Kingfishers, their beaks, and diving – Physical Modeling and CFD.

New paper out today in Royal Society Interface, that I’m rather excited to be a co-author on.  Led by Dr Kristen Crandell from Bangor University, and with her former undergrad Rowan Howe (I believe it start out as his undergrad project), the paper takes a look at how beak shape across kingfishers correlates with lifestyle.

You see, the thing is (and I did not initially realise this), kingfishers are actually a pretty diverse group.  And they don’t just fish.  There’s 114 species of Kingfisher in the world, and some are entirely terrestrial, some exclusively dive for fish, and some live a mixed life.

What Kristen and Rowan set out to test was how beak shape followed mode of life and phylogeny.
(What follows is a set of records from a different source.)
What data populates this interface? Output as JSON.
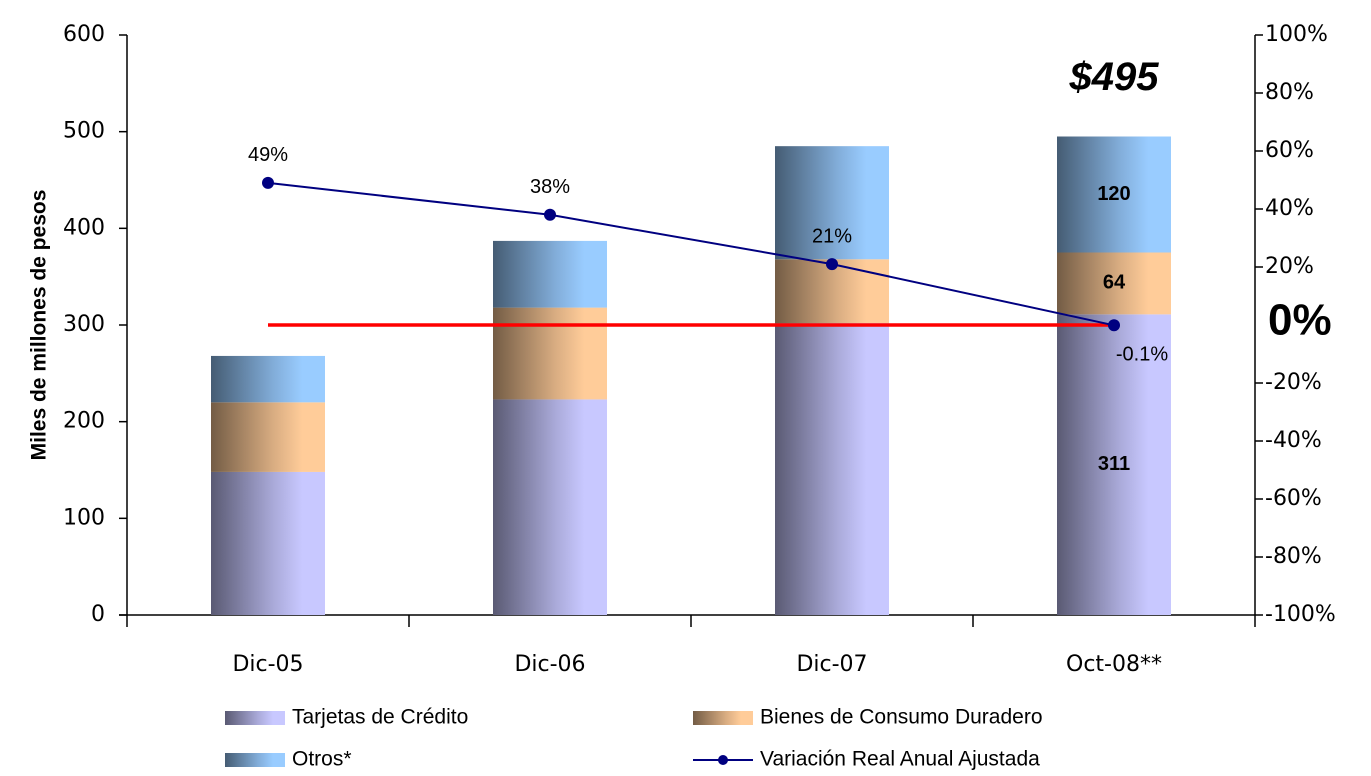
{
  "chart_data": {
    "type": "stacked_bar_line",
    "y_label": "Miles de millones de pesos",
    "categories": [
      "Dic-05",
      "Dic-06",
      "Dic-07",
      "Oct-08**"
    ],
    "series": [
      {
        "name": "Tarjetas de Crédito",
        "color": "#c8c8ff",
        "values": [
          148,
          223,
          302,
          311
        ],
        "value_labels": [
          null,
          null,
          null,
          "311"
        ]
      },
      {
        "name": "Bienes de Consumo Duradero",
        "color": "#ffcc99",
        "values": [
          72,
          95,
          66,
          64
        ],
        "value_labels": [
          null,
          null,
          null,
          "64"
        ]
      },
      {
        "name": "Otros*",
        "color": "#99ccff",
        "values": [
          48,
          69,
          117,
          120
        ],
        "value_labels": [
          null,
          null,
          null,
          "120"
        ]
      },
      {
        "name": "Variación Real Anual Ajustada",
        "color": "#000080",
        "type": "line",
        "axis": "y2",
        "values": [
          49,
          38,
          21,
          -0.1
        ],
        "value_labels": [
          "49%",
          "38%",
          "21%",
          "-0.1%"
        ]
      }
    ],
    "ylim": [
      0,
      600
    ],
    "yticks": [
      0,
      100,
      200,
      300,
      400,
      500,
      600
    ],
    "y2lim": [
      -100,
      100
    ],
    "y2ticks": [
      {
        "value": -100,
        "label": "-100%"
      },
      {
        "value": -80,
        "label": "-80%"
      },
      {
        "value": -60,
        "label": "-60%"
      },
      {
        "value": -40,
        "label": "-40%"
      },
      {
        "value": -20,
        "label": "-20%"
      },
      {
        "value": 20,
        "label": "20%"
      },
      {
        "value": 40,
        "label": "40%"
      },
      {
        "value": 60,
        "label": "60%"
      },
      {
        "value": 80,
        "label": "80%"
      },
      {
        "value": 100,
        "label": "100%"
      }
    ],
    "reference_line": {
      "axis": "y2",
      "value": 0,
      "color": "#ff0000",
      "label": "0%"
    },
    "total_annotation": {
      "text": "$495",
      "color": "#a0102a"
    },
    "legend": "bottom"
  }
}
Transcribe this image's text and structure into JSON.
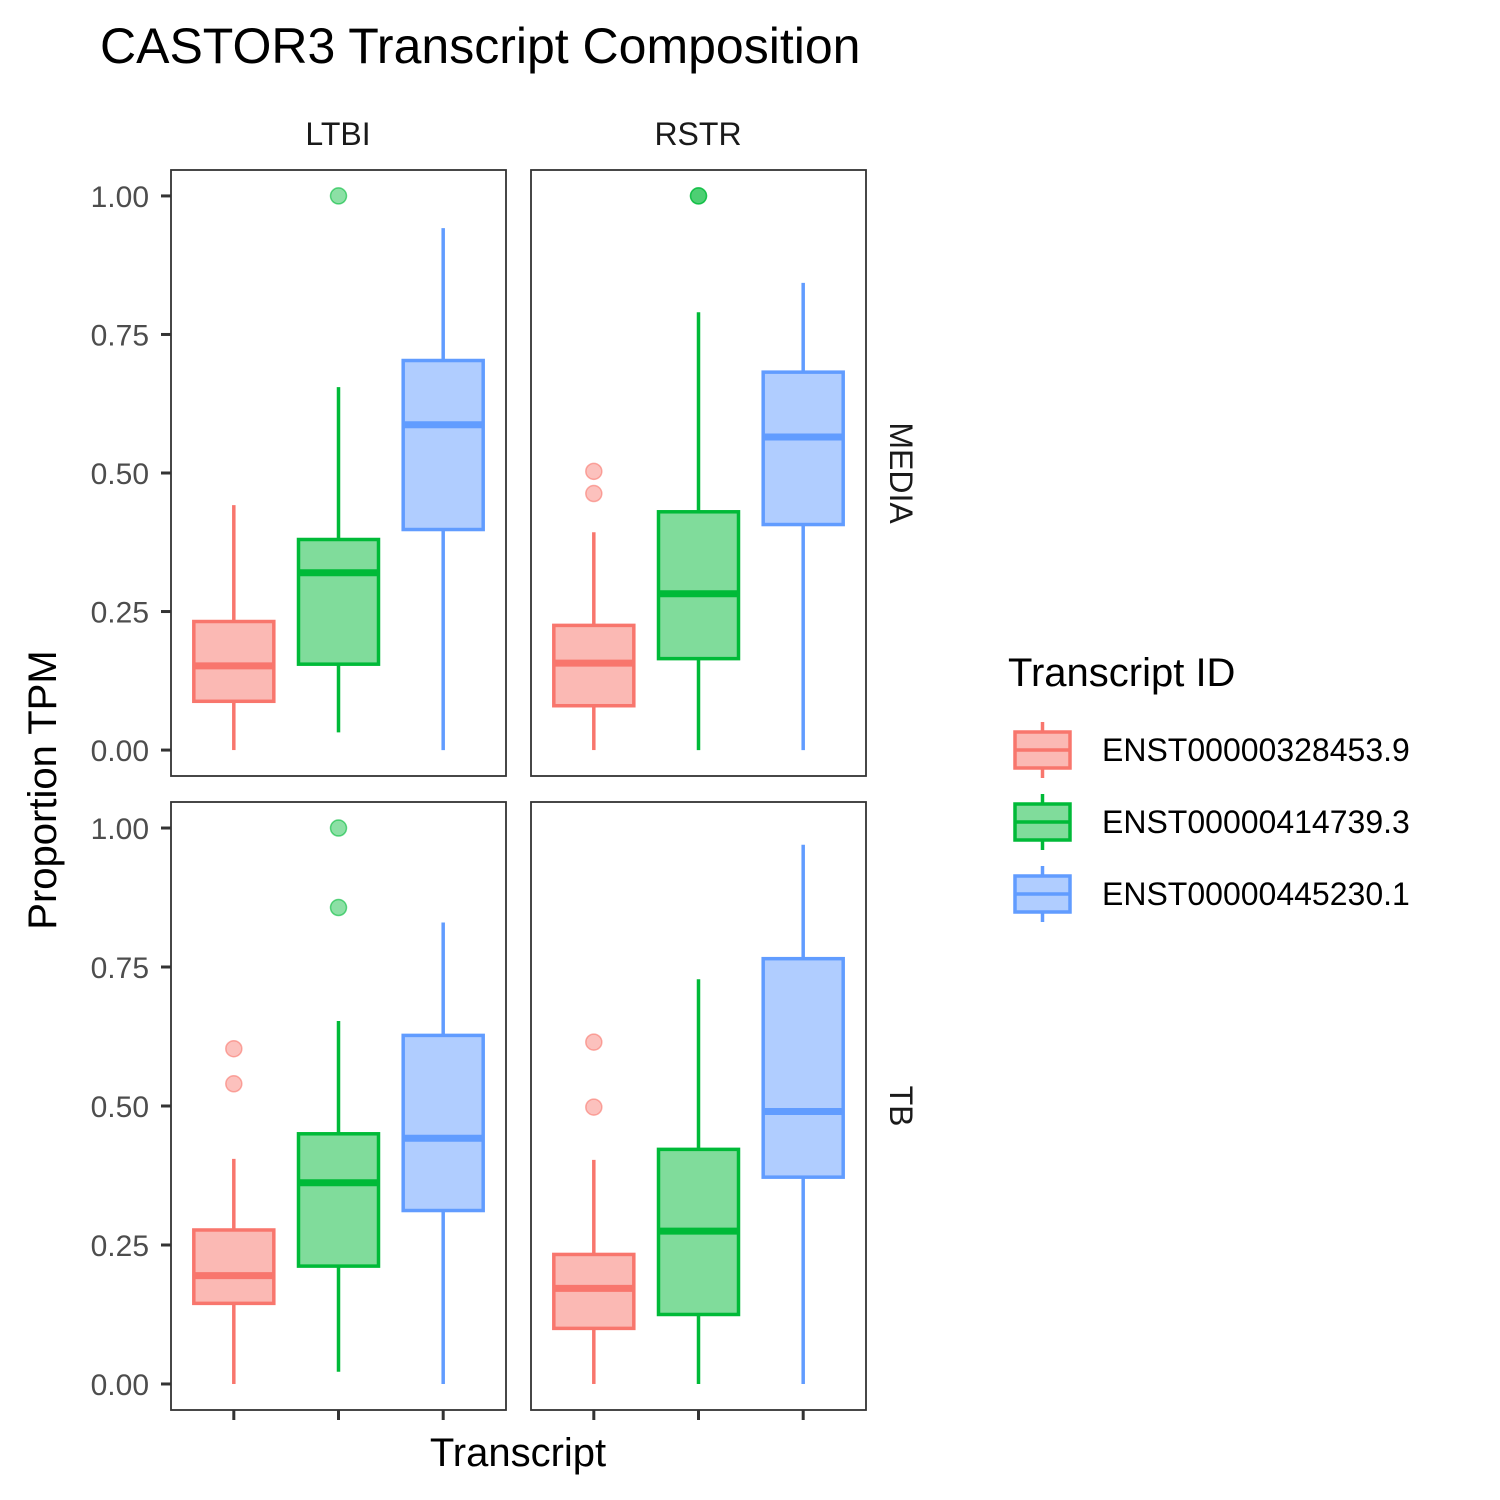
{
  "chart_data": {
    "type": "boxplot",
    "title": "CASTOR3 Transcript Composition",
    "xlabel": "Transcript",
    "ylabel": "Proportion TPM",
    "ylim": [
      -0.0468,
      1.0468
    ],
    "yticks": [
      0,
      0.25,
      0.5,
      0.75,
      1.0
    ],
    "ytick_labels": [
      "0.00",
      "0.25",
      "0.50",
      "0.75",
      "1.00"
    ],
    "facet_columns": [
      "LTBI",
      "RSTR"
    ],
    "facet_rows": [
      "MEDIA",
      "TB"
    ],
    "grid": false,
    "legend": {
      "title": "Transcript ID",
      "position": "right"
    },
    "series": [
      {
        "name": "ENST00000328453.9",
        "color": "#F8766D",
        "fill": "#FBB9B4"
      },
      {
        "name": "ENST00000414739.3",
        "color": "#00BA38",
        "fill": "#80DC9B"
      },
      {
        "name": "ENST00000445230.1",
        "color": "#619CFF",
        "fill": "#B0CDFF"
      }
    ],
    "panels": [
      {
        "col": "LTBI",
        "row": "MEDIA",
        "boxes": [
          {
            "series": 0,
            "whisker_low": 0.0,
            "q1": 0.088,
            "median": 0.152,
            "q3": 0.232,
            "whisker_high": 0.442,
            "outliers": []
          },
          {
            "series": 1,
            "whisker_low": 0.032,
            "q1": 0.155,
            "median": 0.32,
            "q3": 0.38,
            "whisker_high": 0.655,
            "outliers": [
              1.0
            ]
          },
          {
            "series": 2,
            "whisker_low": 0.0,
            "q1": 0.398,
            "median": 0.587,
            "q3": 0.703,
            "whisker_high": 0.942,
            "outliers": []
          }
        ]
      },
      {
        "col": "RSTR",
        "row": "MEDIA",
        "boxes": [
          {
            "series": 0,
            "whisker_low": 0.0,
            "q1": 0.08,
            "median": 0.157,
            "q3": 0.225,
            "whisker_high": 0.393,
            "outliers": [
              0.503,
              0.463
            ]
          },
          {
            "series": 1,
            "whisker_low": 0.0,
            "q1": 0.165,
            "median": 0.282,
            "q3": 0.43,
            "whisker_high": 0.79,
            "outliers": [
              1.0,
              1.0
            ]
          },
          {
            "series": 2,
            "whisker_low": 0.0,
            "q1": 0.407,
            "median": 0.565,
            "q3": 0.682,
            "whisker_high": 0.843,
            "outliers": []
          }
        ]
      },
      {
        "col": "LTBI",
        "row": "TB",
        "boxes": [
          {
            "series": 0,
            "whisker_low": 0.0,
            "q1": 0.145,
            "median": 0.195,
            "q3": 0.277,
            "whisker_high": 0.405,
            "outliers": [
              0.603,
              0.54
            ]
          },
          {
            "series": 1,
            "whisker_low": 0.022,
            "q1": 0.212,
            "median": 0.362,
            "q3": 0.45,
            "whisker_high": 0.653,
            "outliers": [
              1.0,
              0.857
            ]
          },
          {
            "series": 2,
            "whisker_low": 0.0,
            "q1": 0.312,
            "median": 0.442,
            "q3": 0.627,
            "whisker_high": 0.83,
            "outliers": []
          }
        ]
      },
      {
        "col": "RSTR",
        "row": "TB",
        "boxes": [
          {
            "series": 0,
            "whisker_low": 0.0,
            "q1": 0.1,
            "median": 0.172,
            "q3": 0.233,
            "whisker_high": 0.403,
            "outliers": [
              0.615,
              0.498
            ]
          },
          {
            "series": 1,
            "whisker_low": 0.0,
            "q1": 0.125,
            "median": 0.275,
            "q3": 0.422,
            "whisker_high": 0.728,
            "outliers": []
          },
          {
            "series": 2,
            "whisker_low": 0.0,
            "q1": 0.372,
            "median": 0.49,
            "q3": 0.765,
            "whisker_high": 0.97,
            "outliers": []
          }
        ]
      }
    ]
  }
}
The set-up was pretty cool – 3D printed heads of kingfishers, kindly supplied from the laser scans collected by the Mark My Bird project, were dropped into water from a consistent height, and accelerometers recorded how quickly the 3d printed beak and head slowed down when they hit the water.

The 3D models – raw scan data in pink, and cleaned models all scaled to the same beak length in blue.

We then added a simulation aspect, and this was where I came in.  We set-up a similar scenario – 3D kingfisher head in a virtual flume using Autodesk CFD, and then took a look at drag forces generated by three different beak morphologies (from terrestrial, aquatic, and mixed species), as well as the flow patterns around the beak.

Simulations around three kingfishers. The terrestrial species, Dacelo on the right clearly creates a larger bow-wave in front of the beak which would be bad for trying to catch fish.

The physical and computational experiments showed that the diving species of kingfishers had narrower, longer beaks, but also shallower (dorso-ventrally) than their terrestrial counterparts, after phylogeny was accounted for.